I have yet to see a presentation of women's sexuality in popular entertainment culture that is about women and her sexuality. Since Hollywood can't get violence right, I'd prefer they do less of it, and because Hollywood can't get women's sexuality right, I'd prefer to see less of the damaging stuff. I think most sex and violence is gratuitous, it's salacious, and it's damaging. Most sexuality is damaging to women and most violence sends very damaging messages to young men. I would love to see us having discussions about it.

We have discussions about pollutants in the air, but we don't have a discussion about pollution on the big and little screens that have profound effects on how our society holds together and interacts, in how individuals interact with one another.

What is the biggest way in which you see women helping women reach empowerment?

I think one problem is that when we women get into positions of middle or even upper power, we tend to think of ourselves as the highlander, because we don't think of ourselves as worthy of leadership positions or we don't think of ourselves as worthy of power.

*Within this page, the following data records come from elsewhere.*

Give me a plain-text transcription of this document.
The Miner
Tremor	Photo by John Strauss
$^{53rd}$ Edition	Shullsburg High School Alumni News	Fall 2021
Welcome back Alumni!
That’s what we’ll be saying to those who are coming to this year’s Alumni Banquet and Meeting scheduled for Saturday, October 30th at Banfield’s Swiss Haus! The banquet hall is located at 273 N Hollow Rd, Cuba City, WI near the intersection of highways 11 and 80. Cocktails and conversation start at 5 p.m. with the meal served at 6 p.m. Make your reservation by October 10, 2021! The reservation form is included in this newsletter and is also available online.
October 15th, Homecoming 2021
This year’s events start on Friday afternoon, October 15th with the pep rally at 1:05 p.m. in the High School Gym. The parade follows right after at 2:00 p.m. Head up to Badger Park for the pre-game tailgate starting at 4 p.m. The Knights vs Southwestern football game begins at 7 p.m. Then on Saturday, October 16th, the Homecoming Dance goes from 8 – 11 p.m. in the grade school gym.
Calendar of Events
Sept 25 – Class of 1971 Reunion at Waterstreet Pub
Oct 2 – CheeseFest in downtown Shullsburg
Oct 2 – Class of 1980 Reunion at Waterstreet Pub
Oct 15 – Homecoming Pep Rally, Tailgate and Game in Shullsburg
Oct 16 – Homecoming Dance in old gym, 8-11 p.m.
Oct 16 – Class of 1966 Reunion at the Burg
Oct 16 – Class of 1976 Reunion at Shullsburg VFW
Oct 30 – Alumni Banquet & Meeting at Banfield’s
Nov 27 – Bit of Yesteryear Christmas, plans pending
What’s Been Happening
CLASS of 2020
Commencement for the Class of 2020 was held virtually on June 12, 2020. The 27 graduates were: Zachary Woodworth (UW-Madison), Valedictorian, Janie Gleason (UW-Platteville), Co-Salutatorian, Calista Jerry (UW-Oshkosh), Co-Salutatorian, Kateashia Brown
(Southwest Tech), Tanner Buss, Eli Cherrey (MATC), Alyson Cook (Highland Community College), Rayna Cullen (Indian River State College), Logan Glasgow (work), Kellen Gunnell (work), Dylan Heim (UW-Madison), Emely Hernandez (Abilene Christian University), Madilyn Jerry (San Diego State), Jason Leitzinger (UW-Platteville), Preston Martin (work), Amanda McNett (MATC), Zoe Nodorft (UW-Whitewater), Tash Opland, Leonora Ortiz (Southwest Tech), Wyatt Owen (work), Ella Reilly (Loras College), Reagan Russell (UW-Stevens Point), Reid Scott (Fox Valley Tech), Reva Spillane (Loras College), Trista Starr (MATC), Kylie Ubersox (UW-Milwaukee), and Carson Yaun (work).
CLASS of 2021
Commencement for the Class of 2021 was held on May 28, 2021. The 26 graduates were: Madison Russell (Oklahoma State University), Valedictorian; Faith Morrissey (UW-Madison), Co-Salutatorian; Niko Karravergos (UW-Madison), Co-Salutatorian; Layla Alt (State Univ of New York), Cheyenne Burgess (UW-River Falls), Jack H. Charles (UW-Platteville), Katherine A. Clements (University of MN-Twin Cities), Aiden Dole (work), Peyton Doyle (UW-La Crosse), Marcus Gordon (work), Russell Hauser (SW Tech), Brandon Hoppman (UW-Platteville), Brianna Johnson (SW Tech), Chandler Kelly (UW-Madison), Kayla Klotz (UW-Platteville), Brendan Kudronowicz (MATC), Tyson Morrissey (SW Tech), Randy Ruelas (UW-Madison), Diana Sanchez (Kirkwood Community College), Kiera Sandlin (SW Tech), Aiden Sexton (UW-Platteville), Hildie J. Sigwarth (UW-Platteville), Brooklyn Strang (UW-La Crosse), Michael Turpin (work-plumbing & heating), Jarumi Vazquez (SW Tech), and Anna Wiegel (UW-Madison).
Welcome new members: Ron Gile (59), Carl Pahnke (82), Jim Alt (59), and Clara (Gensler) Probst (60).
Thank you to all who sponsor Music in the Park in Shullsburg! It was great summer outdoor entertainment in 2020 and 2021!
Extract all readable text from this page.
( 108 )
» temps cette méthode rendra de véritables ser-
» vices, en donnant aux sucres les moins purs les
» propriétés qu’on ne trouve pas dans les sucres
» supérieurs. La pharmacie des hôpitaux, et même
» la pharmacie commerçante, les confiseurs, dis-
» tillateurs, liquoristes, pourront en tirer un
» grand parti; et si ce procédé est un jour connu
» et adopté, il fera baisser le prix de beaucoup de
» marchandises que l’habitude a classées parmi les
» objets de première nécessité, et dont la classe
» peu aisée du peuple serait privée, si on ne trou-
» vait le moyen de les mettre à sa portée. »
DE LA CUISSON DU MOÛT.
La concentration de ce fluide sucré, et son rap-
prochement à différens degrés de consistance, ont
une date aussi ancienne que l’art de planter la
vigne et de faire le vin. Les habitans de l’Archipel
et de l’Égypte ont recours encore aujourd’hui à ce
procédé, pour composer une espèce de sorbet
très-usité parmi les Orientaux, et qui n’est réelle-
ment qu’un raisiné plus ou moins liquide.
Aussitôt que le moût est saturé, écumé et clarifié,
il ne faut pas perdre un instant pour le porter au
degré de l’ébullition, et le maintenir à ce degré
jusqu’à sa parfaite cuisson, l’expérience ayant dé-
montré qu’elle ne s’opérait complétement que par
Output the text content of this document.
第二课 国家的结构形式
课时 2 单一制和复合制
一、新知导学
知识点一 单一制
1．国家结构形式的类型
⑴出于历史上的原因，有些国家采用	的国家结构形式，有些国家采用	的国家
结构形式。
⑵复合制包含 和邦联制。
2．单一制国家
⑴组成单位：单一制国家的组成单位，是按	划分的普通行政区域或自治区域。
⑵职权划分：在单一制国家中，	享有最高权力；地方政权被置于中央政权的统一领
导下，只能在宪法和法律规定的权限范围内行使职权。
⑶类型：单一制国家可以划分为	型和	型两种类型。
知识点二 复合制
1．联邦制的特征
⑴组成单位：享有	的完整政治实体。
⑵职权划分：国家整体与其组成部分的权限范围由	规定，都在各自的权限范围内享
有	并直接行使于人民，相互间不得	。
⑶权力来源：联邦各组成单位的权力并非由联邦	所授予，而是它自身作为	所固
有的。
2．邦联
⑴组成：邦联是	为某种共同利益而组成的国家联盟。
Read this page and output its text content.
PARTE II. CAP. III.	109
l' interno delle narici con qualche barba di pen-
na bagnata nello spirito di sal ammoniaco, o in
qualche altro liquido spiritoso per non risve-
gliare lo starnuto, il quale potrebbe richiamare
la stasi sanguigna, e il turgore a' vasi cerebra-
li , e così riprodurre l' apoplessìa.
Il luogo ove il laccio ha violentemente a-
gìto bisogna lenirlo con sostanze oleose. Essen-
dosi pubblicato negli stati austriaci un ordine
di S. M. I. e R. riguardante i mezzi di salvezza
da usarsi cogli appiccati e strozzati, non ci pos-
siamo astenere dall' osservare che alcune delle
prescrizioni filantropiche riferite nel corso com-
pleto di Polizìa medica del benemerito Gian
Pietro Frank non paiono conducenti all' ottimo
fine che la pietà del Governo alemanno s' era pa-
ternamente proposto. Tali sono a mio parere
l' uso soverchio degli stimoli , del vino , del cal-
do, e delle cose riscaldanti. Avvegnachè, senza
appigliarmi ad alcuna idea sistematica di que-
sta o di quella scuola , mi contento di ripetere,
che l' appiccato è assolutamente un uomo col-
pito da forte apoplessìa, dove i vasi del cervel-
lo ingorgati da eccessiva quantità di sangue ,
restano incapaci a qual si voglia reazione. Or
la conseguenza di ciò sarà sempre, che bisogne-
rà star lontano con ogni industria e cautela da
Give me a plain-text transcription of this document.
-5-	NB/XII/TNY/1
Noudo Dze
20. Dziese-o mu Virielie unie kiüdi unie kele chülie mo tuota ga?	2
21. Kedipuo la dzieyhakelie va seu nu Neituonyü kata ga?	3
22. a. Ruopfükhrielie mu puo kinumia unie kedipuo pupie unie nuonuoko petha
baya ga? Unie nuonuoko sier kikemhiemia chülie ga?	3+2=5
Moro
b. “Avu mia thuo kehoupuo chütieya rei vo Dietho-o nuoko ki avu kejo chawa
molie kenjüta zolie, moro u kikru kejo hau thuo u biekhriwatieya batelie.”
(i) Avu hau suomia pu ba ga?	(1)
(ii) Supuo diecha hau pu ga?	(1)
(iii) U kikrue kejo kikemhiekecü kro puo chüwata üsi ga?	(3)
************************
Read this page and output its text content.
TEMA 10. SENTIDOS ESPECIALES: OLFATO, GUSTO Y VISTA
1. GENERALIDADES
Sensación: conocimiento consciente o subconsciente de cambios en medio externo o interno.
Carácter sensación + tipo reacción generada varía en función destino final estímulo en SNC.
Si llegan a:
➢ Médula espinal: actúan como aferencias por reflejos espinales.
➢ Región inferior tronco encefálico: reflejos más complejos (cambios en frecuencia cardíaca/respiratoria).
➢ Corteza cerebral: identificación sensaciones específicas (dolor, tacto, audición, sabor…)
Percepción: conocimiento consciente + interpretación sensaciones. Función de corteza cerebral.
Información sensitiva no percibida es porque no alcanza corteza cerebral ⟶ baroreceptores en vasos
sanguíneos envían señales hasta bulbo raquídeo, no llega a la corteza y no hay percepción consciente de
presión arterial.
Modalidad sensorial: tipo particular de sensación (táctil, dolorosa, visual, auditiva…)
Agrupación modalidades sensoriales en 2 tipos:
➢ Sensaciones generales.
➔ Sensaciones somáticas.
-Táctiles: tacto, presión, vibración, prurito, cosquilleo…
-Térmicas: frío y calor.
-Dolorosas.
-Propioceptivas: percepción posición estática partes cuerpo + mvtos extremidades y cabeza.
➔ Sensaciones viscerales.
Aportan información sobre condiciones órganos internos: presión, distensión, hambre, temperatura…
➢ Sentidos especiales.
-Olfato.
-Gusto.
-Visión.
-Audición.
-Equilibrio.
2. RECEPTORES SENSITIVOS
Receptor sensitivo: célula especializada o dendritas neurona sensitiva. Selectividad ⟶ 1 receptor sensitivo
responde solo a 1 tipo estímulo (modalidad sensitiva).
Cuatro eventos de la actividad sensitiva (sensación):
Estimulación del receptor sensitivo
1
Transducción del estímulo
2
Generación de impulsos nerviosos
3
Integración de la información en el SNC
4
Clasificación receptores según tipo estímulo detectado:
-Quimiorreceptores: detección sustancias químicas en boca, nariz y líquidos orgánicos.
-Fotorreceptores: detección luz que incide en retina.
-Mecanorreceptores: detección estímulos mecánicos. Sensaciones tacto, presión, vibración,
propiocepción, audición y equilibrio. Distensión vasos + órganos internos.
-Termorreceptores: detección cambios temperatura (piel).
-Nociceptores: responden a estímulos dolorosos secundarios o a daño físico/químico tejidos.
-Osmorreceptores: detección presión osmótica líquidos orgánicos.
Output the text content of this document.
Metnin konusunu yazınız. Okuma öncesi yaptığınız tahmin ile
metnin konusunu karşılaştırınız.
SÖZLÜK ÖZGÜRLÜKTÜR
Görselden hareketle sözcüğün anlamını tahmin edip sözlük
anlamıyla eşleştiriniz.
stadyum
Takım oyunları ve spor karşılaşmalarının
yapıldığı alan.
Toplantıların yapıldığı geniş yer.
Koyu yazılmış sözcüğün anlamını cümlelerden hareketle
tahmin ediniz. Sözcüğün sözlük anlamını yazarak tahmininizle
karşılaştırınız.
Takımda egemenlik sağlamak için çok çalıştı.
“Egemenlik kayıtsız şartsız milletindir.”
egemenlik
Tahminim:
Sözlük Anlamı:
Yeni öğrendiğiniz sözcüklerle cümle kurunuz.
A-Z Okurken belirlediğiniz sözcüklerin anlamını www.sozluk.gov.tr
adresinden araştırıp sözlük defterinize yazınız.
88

We still perceive power distribution as being very limited for women and so instead of saying” look there can be 50 percent women in this company,” or “Congress can be 50 percent women,” or “gee, why don't we have 50 percent of women behind the scenes of this movie,” you see it as "wow there's only three of us so I'm gonna compete with the other women here because I'm going to show them that I'm the “real” woman or I'm the “best” woman.” So we compete with each other instead of changing the system. Once again, we forget who the enemy is.

I think a real common sense thing would be for any time a woman feels competitive tendencies to really stop the tapes and make a point to reach out to the women she feels competitive with. Talk with them and befriend them and see how you might be able to collaborate. It sounds really CareBear-ish or kumbayah-ish, but that's really the only way I found to deal with those demons. Stop competing. Absolutely refuse to compete, because other women are not the enemy.

It doesn't mean you can't critique the actions of other women that you think might be damaging to women in general. For example, I think Miley Cyrus' self presentation sends damaging messages to young women. I do. She's not my target, but I think it's perfectly appropriate for us in a loving way, as I think Sinead O'Connor did with her first critique of Miley Cyrus, in a loving way to call out the behaviors, less so the person and call out the system that produces these behaviors.